Hiram E. Chodosh became the fifth president of Claremont McKenna College on July 1, 2013. An accomplished leader in several domains, he is widely recognized for his innovations in higher education, scholarship in comparative law, and expertise in international justice reform.
As Claremont McKenna College’s president, Chodosh has implemented several new programs and centers to enhance the College’s singular leadership mission in liberal education. Chodosh has led the College’s commitment to generating opportunities for student learning, personal growth, and success. Under his leadership, the College has raised more than $135 million in new funding for the Student Imperative, a scholarship, financial aid, and student cohort program. Additionally, the College opened three new centers – the CARE Center, designed to foster the understanding and mitigation of social divisions; the Soll Center for Student Opportunities, which both integrates and elevates advisory support for summer internships and post-graduate success; and the Roberts Pavilion, an award-winning facility for athletics, recreation, and community events that supports the three-college athletic programs of Claremont McKenna College, Harvey Mudd College, and Scripps College (“CMS”). In the 2016-17 NCAA Division III Learfield Directors’ Cup, CMS ranked fourth in the nation. Finally, support for advanced faculty – student collaborative research and 11 institutes and centers has positioned the College as a preeminent research-focused liberal arts institution.
Born in Elizabeth, New Jersey, Chodosh received his B.A. in history from Wesleyan University in 1985 and his J.D. from Yale Law School in 1990. He entered law practice at the New York City headquarters of the international firm Cleary Gottlieb, where he specialized in transnational practice. In 1993, he left the firm to join the faculty at the Case Western Reserve University School of Law in Cleveland. During his 13-year tenure at Case, Chodosh taught courses in conflicts of law and comparative and international law. He also served in multiple leadership roles including as the Hostetler Professor of Law, director of the Frederick K. Cox International Law Center, and associate dean for academic affairs. In 2000, he received the Distinguished Teacher Award for his innovations in curriculum and instruction.

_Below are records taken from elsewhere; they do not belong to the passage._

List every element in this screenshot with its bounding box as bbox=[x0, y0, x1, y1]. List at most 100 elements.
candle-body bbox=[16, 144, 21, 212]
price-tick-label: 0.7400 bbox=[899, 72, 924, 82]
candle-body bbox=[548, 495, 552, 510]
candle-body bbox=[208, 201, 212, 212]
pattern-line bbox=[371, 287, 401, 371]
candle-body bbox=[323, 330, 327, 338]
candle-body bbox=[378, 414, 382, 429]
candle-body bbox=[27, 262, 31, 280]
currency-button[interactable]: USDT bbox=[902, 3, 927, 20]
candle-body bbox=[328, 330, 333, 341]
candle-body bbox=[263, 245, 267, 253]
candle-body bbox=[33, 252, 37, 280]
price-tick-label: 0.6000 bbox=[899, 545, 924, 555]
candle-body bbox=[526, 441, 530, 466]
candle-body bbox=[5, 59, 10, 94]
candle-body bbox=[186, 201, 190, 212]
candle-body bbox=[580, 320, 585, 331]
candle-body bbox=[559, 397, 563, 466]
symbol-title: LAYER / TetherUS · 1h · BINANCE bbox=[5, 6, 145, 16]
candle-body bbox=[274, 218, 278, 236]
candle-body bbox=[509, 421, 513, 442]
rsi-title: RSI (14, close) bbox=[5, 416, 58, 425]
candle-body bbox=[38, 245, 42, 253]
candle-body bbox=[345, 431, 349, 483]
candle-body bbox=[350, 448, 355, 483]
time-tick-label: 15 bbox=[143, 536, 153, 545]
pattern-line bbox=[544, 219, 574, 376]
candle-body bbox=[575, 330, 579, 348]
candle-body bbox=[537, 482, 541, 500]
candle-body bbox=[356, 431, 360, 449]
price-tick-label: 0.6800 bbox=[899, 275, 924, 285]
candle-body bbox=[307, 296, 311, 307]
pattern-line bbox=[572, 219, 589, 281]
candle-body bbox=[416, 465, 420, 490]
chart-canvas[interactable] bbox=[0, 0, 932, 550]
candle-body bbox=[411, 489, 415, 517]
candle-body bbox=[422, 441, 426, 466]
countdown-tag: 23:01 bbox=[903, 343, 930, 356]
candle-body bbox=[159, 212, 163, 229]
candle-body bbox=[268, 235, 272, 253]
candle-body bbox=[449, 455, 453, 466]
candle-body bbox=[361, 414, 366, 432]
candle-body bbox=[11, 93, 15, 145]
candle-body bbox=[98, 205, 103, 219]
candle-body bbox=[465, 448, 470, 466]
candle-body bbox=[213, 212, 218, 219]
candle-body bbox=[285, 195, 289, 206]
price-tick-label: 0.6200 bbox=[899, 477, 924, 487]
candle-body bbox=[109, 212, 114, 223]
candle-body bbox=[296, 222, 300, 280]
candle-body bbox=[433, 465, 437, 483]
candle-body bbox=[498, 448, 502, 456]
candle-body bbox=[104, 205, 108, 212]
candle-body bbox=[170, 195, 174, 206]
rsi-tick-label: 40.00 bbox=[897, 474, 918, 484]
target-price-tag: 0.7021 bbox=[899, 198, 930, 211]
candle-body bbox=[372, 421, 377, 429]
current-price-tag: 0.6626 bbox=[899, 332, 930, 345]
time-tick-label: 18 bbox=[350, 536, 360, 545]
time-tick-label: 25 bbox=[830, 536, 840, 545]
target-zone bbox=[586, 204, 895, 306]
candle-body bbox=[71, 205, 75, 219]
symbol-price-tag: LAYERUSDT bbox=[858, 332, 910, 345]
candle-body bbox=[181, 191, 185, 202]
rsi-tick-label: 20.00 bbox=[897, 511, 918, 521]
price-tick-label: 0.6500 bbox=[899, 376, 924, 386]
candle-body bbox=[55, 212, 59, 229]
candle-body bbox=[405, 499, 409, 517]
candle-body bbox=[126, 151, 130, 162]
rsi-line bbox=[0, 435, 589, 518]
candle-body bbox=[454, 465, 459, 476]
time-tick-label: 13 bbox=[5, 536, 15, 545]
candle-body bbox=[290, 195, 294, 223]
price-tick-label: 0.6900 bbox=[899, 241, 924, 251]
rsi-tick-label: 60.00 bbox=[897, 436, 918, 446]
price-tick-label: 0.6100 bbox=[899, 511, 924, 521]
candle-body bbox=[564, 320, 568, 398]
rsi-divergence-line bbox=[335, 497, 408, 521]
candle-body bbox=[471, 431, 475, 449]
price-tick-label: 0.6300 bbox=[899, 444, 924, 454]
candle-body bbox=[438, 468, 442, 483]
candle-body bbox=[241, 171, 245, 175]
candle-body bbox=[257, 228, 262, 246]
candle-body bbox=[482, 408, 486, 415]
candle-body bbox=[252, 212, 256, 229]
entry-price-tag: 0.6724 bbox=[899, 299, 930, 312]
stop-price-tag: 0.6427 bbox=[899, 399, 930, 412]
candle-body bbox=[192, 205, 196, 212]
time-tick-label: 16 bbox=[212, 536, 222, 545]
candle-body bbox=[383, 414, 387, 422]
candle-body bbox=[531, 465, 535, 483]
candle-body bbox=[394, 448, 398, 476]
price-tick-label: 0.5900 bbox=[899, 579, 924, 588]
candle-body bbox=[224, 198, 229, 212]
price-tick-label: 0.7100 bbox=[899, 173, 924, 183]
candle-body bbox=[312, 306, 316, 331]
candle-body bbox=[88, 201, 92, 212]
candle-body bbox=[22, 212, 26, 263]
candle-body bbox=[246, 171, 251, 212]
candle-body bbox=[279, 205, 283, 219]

Building on his achievements at Case, Chodosh became dean of the S.J. Quinney College of Law at the University of Utah in 2006. During his tenure, he served as the Dean, the Hugh B. Brown Endowed Presidential Professor of Law, and the Senior Presidential Advisor on Global Strategy. In that dual capacity, he helped establish several new university centers to address law and bioscience, global justice, educational innovation, and research on veterans in transition. With his direction, the university embraced the vision, design, and approval for an award-winning LEED Platinum law school facility that now serves as a new gateway to the Utah campus. The building was developed to foster creative educational models that enhance student leadership experiences, interdisciplinary research, and global education. In 2002, National Jurist magazine named Chodosh one of the 25 most influential people in legal education for his numerous contributions to the field.
Beyond his academic leadership, Chodosh has made a global impact through his justice reform efforts, having worked on projects or studies in more than a dozen countries in Asia, Europe, and the Middle East. Since 1996, he has played a central role in the growth of mediation in India, where he lectured and taught mediation as a Fulbright Senior Scholar in 2003. From 2007-2009, he founded and directed Global Justice Project: Iraq under a $10.4 million grant from the U.S. Department of State. This law and policy think tank advised the Iraqi government on legislative and constitutional priorities. He has served in advisory positions on justice reform for the World Bank Justice Reform Group, the International Monetary Fund Legal Department, and many court systems, non-profit organizations, and national commissions. In 2011, President Chodosh was named a recipient of the Gandhi Peace Award.
He has published numerous articles, books, and essays on mediation, legal reform, and comparative law. His recent books include Uniform Civil Code of India: A Blueprint for Scholarly Discourse (with Shimon Shetreet, 2016), Law in Iraq: A Document Companion (with co-editor Chibli Mallat, 2013), both published by Oxford University Press, and Global Justice Reform: A Comparative Methodology (2005, NYU Press).
President Chodosh is married to Priya Junnar, director of CMC’s distinguished Marian Miner Cook Athenaeum.